La esperanza persistente de lo posible fue el lema de Saab, una bandera de compromiso y alegría en la recuperación de los valores más luminosos de la cultura árabe que le supuso casi ser detenida por falangistas libaneses, sufrir un intento de secuestro por los chiíes del Movimiento Amal, ser expulsada de Marruecos y Argelia o condenada a muerte por fundamentalistas egipcios.
Une vie suspendue (J. Saab, 1985).
Fueron los efectos de Beyrouth, jamais plus (1976), Le Sahara n’est pas à vendre (1977), Égypte, Cité des morts (1977), Une vie suspendue (1985) o Dunia (2005); es decir, del constante nomadismo con el que pautaba la desgastadora dedicación a los 15 años de guerra civil en el Líbano, y de una igualmente valiente persecución de modelos figurativos con los que desterrar la autocomplacencia creativa y evolucionar al ritmo de anhelos, obstáculos y constreñimientos: del reportaje televisivo al ensayo fílmico, del cine de ficción a la fotografía o la instalación museística, Saab mantuvo tenaz, a través de diversos medios, su apuesta por la memoria y el derecho a la vida.
En la reciente edición de su trabajo fotográfico y fotogramático, Zones de Guerre, publicación dirigida por Nicole Brenez y apoyada por Godard, Aragno y Battaggia, la poetisa líbano-estadounidense Etel Adnan, antigua colaboradora y cómplice de la cineasta, remataba su pequeña contribución con una frase que quizás pudiera alumbrar la esencia del trabajo de Saab en el cine, el audiovisual y el arte contemporáneo: “Su fuerza recaía en su inocencia”. Sólo alguien con limpieza de culpa y natural sencillez podía haber tanteado el germen del optimismo en el ojo del huracán. Cuando en 1991, recién terminada la guerra civil en su país natal, firmaba Fécondation in video, un pequeño reportaje hospitalario para France 2 sobre inseminación artificial, parecía estar pensando en el potencial alegórico de una operación que donaba vida, aunque fuera a la fuerza.

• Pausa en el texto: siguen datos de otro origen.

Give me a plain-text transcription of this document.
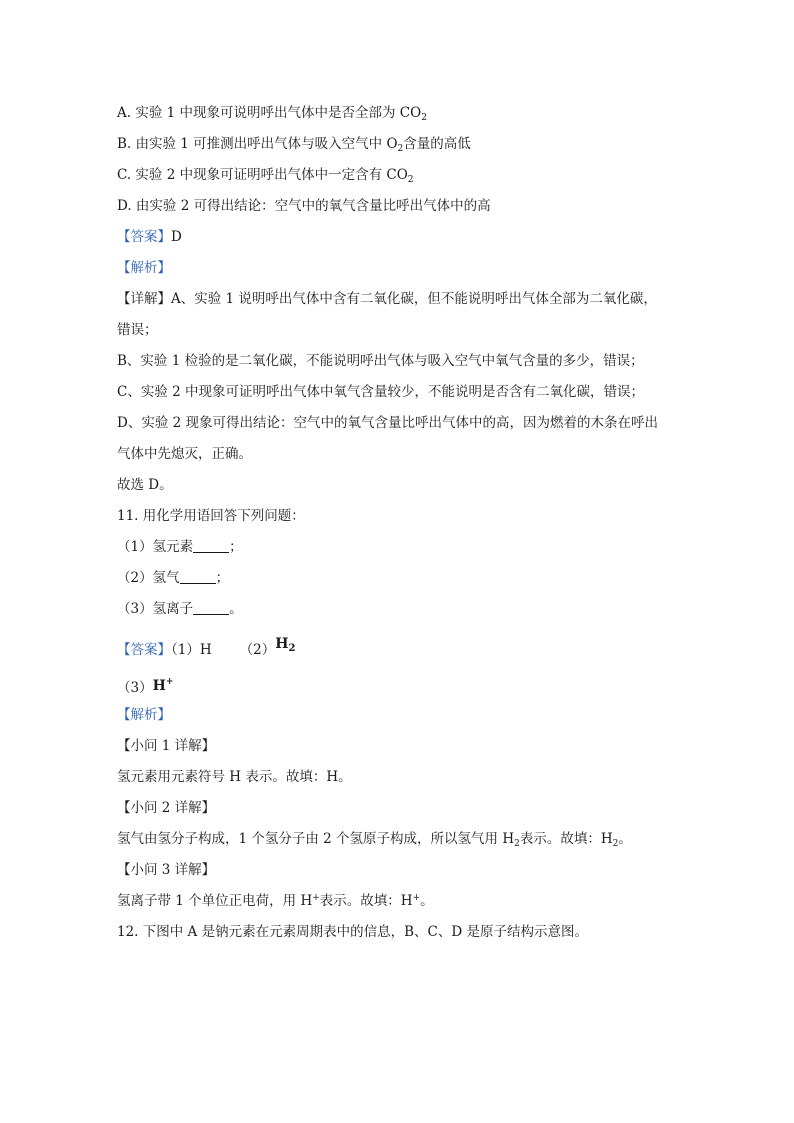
A. 实验 1 中现象可说明呼出气体中是否全部为 $CO_2$
B. 由实验 1 可推测出呼出气体与吸入空气中 $O_2$含量的高低
C. 实验 2 中现象可证明呼出气体中一定含有 $CO_2$
D. 由实验 2 可得出结论：空气中的氧气含量比呼出气体中的高
【答案】D
【解析】
【详解】A、实验 1 说明呼出气体中含有二氧化碳，但不能说明呼出气体全部为二氧化碳，
错误；
B、实验 1 检验的是二氧化碳，不能说明呼出气体与吸入空气中氧气含量的多少，错误；
C、实验 2 中现象可证明呼出气体中氧气含量较少，不能说明是否含有二氧化碳，错误；
D、实验 2 现象可得出结论：空气中的氧气含量比呼出气体中的高，因为燃着的木条在呼出
气体中先熄灭，正确。
故选 D。
11. 用化学用语回答下列问题：
（1）氢元素	；
（2）氢气	；
（3）氢离子	。
【答案】（1）H $(2)H_2$
（3）H+
【解析】
【小问 1 详解】
氢元素用元素符号 H 表示。故填：H。
【小问 2 详解】
氢气由氢分子构成，1 个氢分子由 2 个氢原子构成，所以氢气用 $H_2$表示。故填：$H_2$。
【小问 3 详解】
氢离子带 1 个单位正电荷，用 H+表示。故填：H+。
12. 下图中 A 是钠元素在元素周期表中的信息，B、C、D 是原子结构示意图。
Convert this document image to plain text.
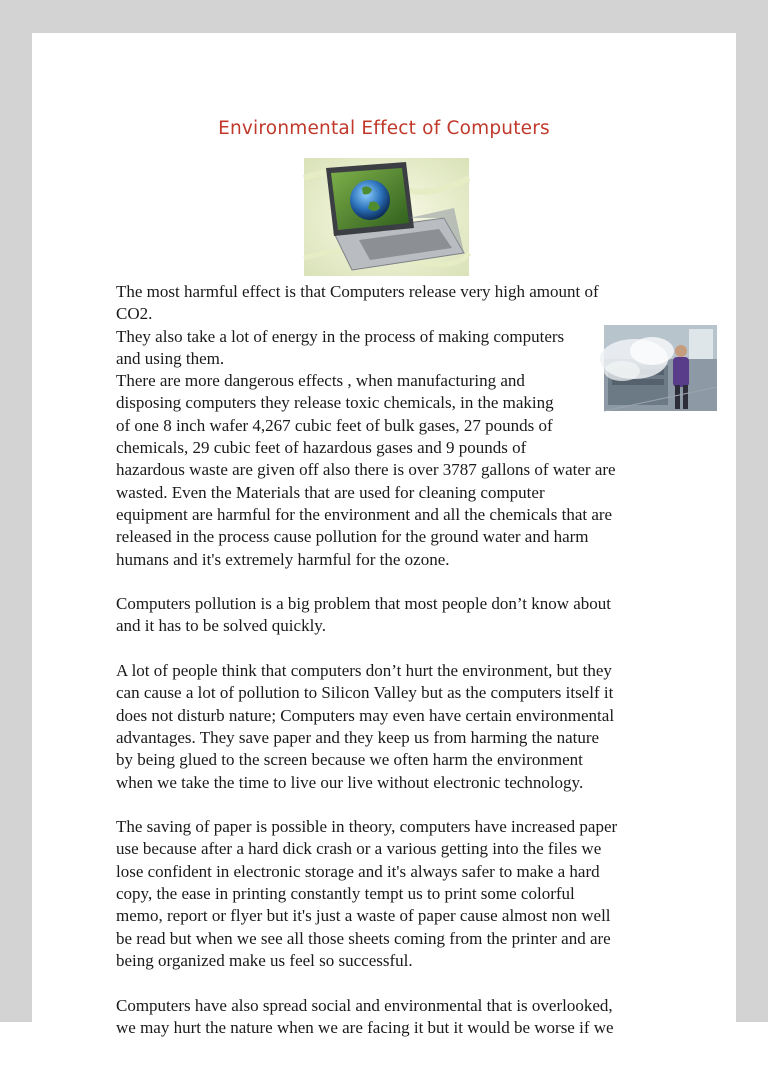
Environmental Effect of Computers

The most harmful effect is that Computers release very high amount of
CO2.
They also take a lot of energy in the process of making computers
and using them.
There are more dangerous effects , when manufacturing and
disposing computers they release toxic chemicals, in the making
of one 8 inch wafer 4,267 cubic feet of bulk gases, 27 pounds of
chemicals, 29 cubic feet of hazardous gases and 9 pounds of
hazardous waste are given off also there is over 3787 gallons of water are
wasted. Even the Materials that are used for cleaning computer
equipment are harmful for the environment and all the chemicals that are
released in the process cause pollution for the ground water and harm
humans and it's extremely harmful for the ozone.

Computers pollution is a big problem that most people don’t know about
and it has to be solved quickly.

A lot of people think that computers don’t hurt the environment, but they
can cause a lot of pollution to Silicon Valley but as the computers itself it
does not disturb nature; Computers may even have certain environmental
advantages. They save paper and they keep us from harming the nature
by being glued to the screen because we often harm the environment
when we take the time to live our live without electronic technology.

The saving of paper is possible in theory, computers have increased paper
use because after a hard dick crash or a various getting into the files we
lose confident in electronic storage and it's always safer to make a hard
copy, the ease in printing constantly tempt us to print some colorful
memo, report or flyer but it's just a waste of paper cause almost non well
be read but when we see all those sheets coming from the printer and are
being organized make us feel so successful.

Computers have also spread social and environmental that is overlooked,
we may hurt the nature when we are facing it but it would be worse if we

Les enfants de la guerre (1976).
De ese embrión saldría a los pocos años Il était une fois Beyrouth, histoire d’une star (1994), el film superviviente de un proyecto que pretendía constituir una cinemateca a partir del patrimonio cinematográfico libanés. Del fallido intento quedó al menos esta aventura rivettiana en la que dos veinteañeras inscribían su cuerpo en el corpus de películas rodado en Beirut, último y fantasmagórico vestigio de un esplendor de la ciudad para siempre perdido.
La ciudad-vedette, sin embargo, demostraba seguir viva gracias a esta memoria redescubierta, y, callada, parecía agradecerle a Jocelyne Saab el contraplano de estas ficciones exóticas a las que Beirut prestó su embellecida superficie. Ella fue la que poetizó sus ruinas, la que supo asombrarse ante el aleteo de la vida y de los cuerpos, la que supo bailar sobre las cenizas indicando la senda que pudiera devolver el principio de placer y libertad a la cultura árabe.